Nearly twice as many American households are smoke-free compared to 20 years ago, reflecting an increased awareness of the health hazards from secondhand smoke, but too many people still are exposed, according to a federal study released Thursday, The Associated Press reported.
In the early 1990s, 43 percent of U.S. homes were smoke-free, a figure that rose to 83 percent in 2010-2011, according to the study, issued by the Centers for Disease Control and Prevention, according to the AP.
More than 90 percent of homes without a smoker and nearly half of those with at least one adult smoker had smoke-free rules, the study said, the AP reported.
"It's a shift in social norms," said Brian King, lead author of the CDC study, according to the AP. "People no longer see smoking around non-smokers as socially acceptable behavior."
Still, he said, more progress is needed, particularly in homes where smokers live, as secondhand smoke from cigarettes kills an estimated 41,000 non-smokers annually, the AP reported.
"We know there is no safe level of secondhand smoke," King said. according to the AP. "The ultimate goal is to not expose people to a known carcinogen."

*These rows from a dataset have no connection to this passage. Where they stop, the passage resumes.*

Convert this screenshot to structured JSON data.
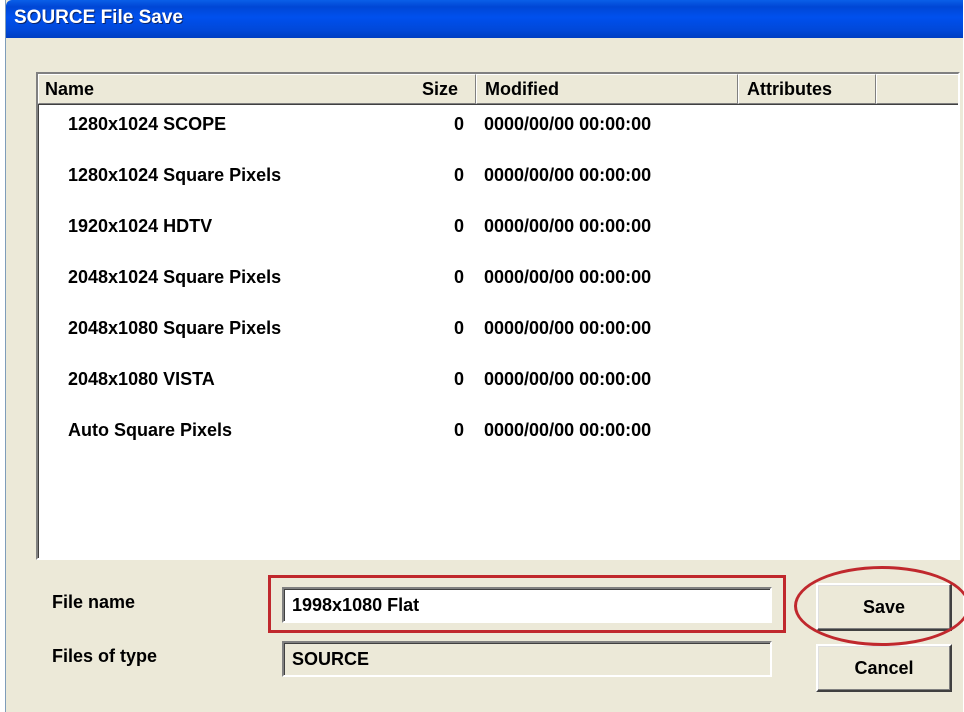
{
  "window": {
    "title": "SOURCE File Save"
  },
  "list": {
    "columns": {
      "name": "Name",
      "size": "Size",
      "modified": "Modified",
      "attributes": "Attributes"
    },
    "rows": [
      {
        "name": "1280x1024 SCOPE",
        "size": "0",
        "modified": "0000/00/00 00:00:00"
      },
      {
        "name": "1280x1024 Square Pixels",
        "size": "0",
        "modified": "0000/00/00 00:00:00"
      },
      {
        "name": "1920x1024 HDTV",
        "size": "0",
        "modified": "0000/00/00 00:00:00"
      },
      {
        "name": "2048x1024 Square Pixels",
        "size": "0",
        "modified": "0000/00/00 00:00:00"
      },
      {
        "name": "2048x1080 Square Pixels",
        "size": "0",
        "modified": "0000/00/00 00:00:00"
      },
      {
        "name": "2048x1080 VISTA",
        "size": "0",
        "modified": "0000/00/00 00:00:00"
      },
      {
        "name": "Auto Square Pixels",
        "size": "0",
        "modified": "0000/00/00 00:00:00"
      }
    ]
  },
  "form": {
    "file_name_label": "File name",
    "file_name_value": "1998x1080 Flat",
    "files_of_type_label": "Files of type",
    "files_of_type_value": "SOURCE"
  },
  "buttons": {
    "save": "Save",
    "cancel": "Cancel"
  },
  "colors": {
    "titlebar": "#0050ee",
    "annotation": "#c0282d",
    "dialog_bg": "#ece9d8"
  }
}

The increased number of smoke-free homes is attributable in part to the diminishing segment of Americans who smoke, the AP reported.
Some 18 percent of Americans were smokers in 2012, down from 42 percent in 1965, the CDC said, according to the AP.
With smoking bans increasingly common at bars, restaurants and in private workplaces, homes are the primary source of secondhand smoke for children and non-smokers, the CDC said, the AP reported.
Roughly half of U.S. residents are now covered by laws that ban smoking in public places, the agency said, according to the AP.
Smoking bans are now expanding to apartments, public housing and even to cars with children inside, King said, the AP reported.
Among states, the percentage of smoke-free homes ranged from a low of 69.4 percent in Kentucky and West Virginia to 93.6% in Utah during 2010-2011, the CDC said, according to the AP.
The study did not ask respondents to specify whether they were referring to tobacco or marijuana smoke in the home, the CDC said, the AP reported.